DeltaClassifiers can benefit from increased training datapoints and cancellation of systematic errors within datasets through pairing while directly learning potency differences. This data augmentation also allows for expedited model convergence2, leading to improved performance for DeltaClassifiers after only 5 epochs compared to standard ChemProp trained for 50 epochs (Table 8). Admittingly, paired methods are most efficiently applied to small or medium-sized datasets (<1000 datapoints) as their combinatorial expansion of training data leads to increased computational costs for each epoch. Altogether, the improved performance exhibited by DeltaClassifier over established methods across these benchmarks showcase its potential for potency classification with clear prospects for further improvements.
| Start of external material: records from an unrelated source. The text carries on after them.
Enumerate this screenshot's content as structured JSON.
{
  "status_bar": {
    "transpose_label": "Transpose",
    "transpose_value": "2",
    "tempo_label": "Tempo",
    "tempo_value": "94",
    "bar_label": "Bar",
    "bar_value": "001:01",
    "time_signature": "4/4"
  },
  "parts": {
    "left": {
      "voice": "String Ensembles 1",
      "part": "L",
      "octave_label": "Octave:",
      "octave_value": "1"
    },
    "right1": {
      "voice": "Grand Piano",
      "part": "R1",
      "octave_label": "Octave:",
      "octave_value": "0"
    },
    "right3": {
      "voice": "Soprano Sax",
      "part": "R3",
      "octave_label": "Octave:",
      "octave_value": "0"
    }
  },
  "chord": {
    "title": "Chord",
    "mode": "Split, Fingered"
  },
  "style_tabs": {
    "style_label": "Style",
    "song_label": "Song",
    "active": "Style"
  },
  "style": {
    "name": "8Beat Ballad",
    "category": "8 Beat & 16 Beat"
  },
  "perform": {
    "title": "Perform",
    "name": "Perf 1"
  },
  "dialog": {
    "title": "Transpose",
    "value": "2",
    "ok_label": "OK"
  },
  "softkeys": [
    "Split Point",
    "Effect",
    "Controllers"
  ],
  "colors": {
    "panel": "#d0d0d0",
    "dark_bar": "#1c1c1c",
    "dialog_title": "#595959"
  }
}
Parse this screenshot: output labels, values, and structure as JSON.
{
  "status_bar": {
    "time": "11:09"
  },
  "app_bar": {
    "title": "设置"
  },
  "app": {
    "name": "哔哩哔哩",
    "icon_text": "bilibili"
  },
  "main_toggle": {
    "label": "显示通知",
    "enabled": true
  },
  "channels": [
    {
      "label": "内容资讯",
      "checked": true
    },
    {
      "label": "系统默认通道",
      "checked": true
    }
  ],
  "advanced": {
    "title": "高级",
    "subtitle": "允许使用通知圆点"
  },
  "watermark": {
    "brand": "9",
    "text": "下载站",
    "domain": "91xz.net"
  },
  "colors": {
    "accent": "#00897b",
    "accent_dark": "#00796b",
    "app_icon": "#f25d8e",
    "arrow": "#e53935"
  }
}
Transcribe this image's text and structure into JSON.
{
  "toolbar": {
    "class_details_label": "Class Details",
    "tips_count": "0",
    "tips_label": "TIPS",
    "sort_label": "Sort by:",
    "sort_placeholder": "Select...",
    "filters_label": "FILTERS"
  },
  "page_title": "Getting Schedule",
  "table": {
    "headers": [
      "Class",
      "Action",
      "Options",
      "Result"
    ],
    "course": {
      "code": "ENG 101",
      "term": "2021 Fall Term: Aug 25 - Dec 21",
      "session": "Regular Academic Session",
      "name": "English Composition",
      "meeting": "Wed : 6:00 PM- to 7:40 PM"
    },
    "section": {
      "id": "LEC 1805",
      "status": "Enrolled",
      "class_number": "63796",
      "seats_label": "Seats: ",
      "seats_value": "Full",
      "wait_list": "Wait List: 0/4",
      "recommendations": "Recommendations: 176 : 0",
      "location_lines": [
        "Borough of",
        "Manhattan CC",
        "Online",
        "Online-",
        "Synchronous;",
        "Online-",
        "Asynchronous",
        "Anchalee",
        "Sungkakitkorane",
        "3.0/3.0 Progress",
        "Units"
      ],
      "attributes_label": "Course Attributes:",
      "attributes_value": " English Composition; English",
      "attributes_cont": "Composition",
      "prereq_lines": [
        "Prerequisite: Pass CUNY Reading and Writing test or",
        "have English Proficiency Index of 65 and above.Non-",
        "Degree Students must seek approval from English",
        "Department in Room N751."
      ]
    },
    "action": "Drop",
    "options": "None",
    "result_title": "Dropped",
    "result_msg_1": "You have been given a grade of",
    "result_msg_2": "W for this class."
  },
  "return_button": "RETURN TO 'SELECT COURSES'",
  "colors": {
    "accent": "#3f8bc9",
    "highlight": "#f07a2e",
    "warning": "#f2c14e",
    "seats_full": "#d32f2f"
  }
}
There are several related, powerful approaches to classify and compare molecular pairs. Siamese neural networks consider two inputs and tandemly use the same weights to compare inputs through contrastive learning. They have been applied within the field of drug discovery to predict molecular similarity, bioactivity, toxicity, drug-drug interactions, relative free energy of binding, and transcriptional response similarity. These models have shown particular promise when trained on compounds with high similarity. Although these models are similarly tailored to directly compare molecular pairs, they are not inherently constructed to utilize bounded data and typically rely upon similarity metrics, such as cosine similarity, to determine distance between classes. There is also precedence of using bipartite ranking of chemical structures to incorporate qualitative data with quantitative data when predicting molecular properties. For example, kernel-based ranking algorithms that minimize a ranking loss function rather than a classification or regression loss have been used for molecular ranking. More recently, classifiers have been trained upon molecular improvements to rank candidates for SARS-COV-2 inhibition. Instead of incorporating bounded values as we do for DeltaClassifiers, these approaches added labelled data (i.e., ‘inactive’) to regression data by considering all compounds with no measurable IC50 as less active than active compounds. Ranking compounds from the same assay has also been implemented to counteract inter-assay variability. These existing classification approaches for molecular improvements should be synergistic with our DeltaClassifier approach. Together, we believe that these methods show great promise to supplement or replace machine learning methods currently implemented for intricate molecular optimizations, chiefly when relying upon smaller datasets with bounded or noisy data.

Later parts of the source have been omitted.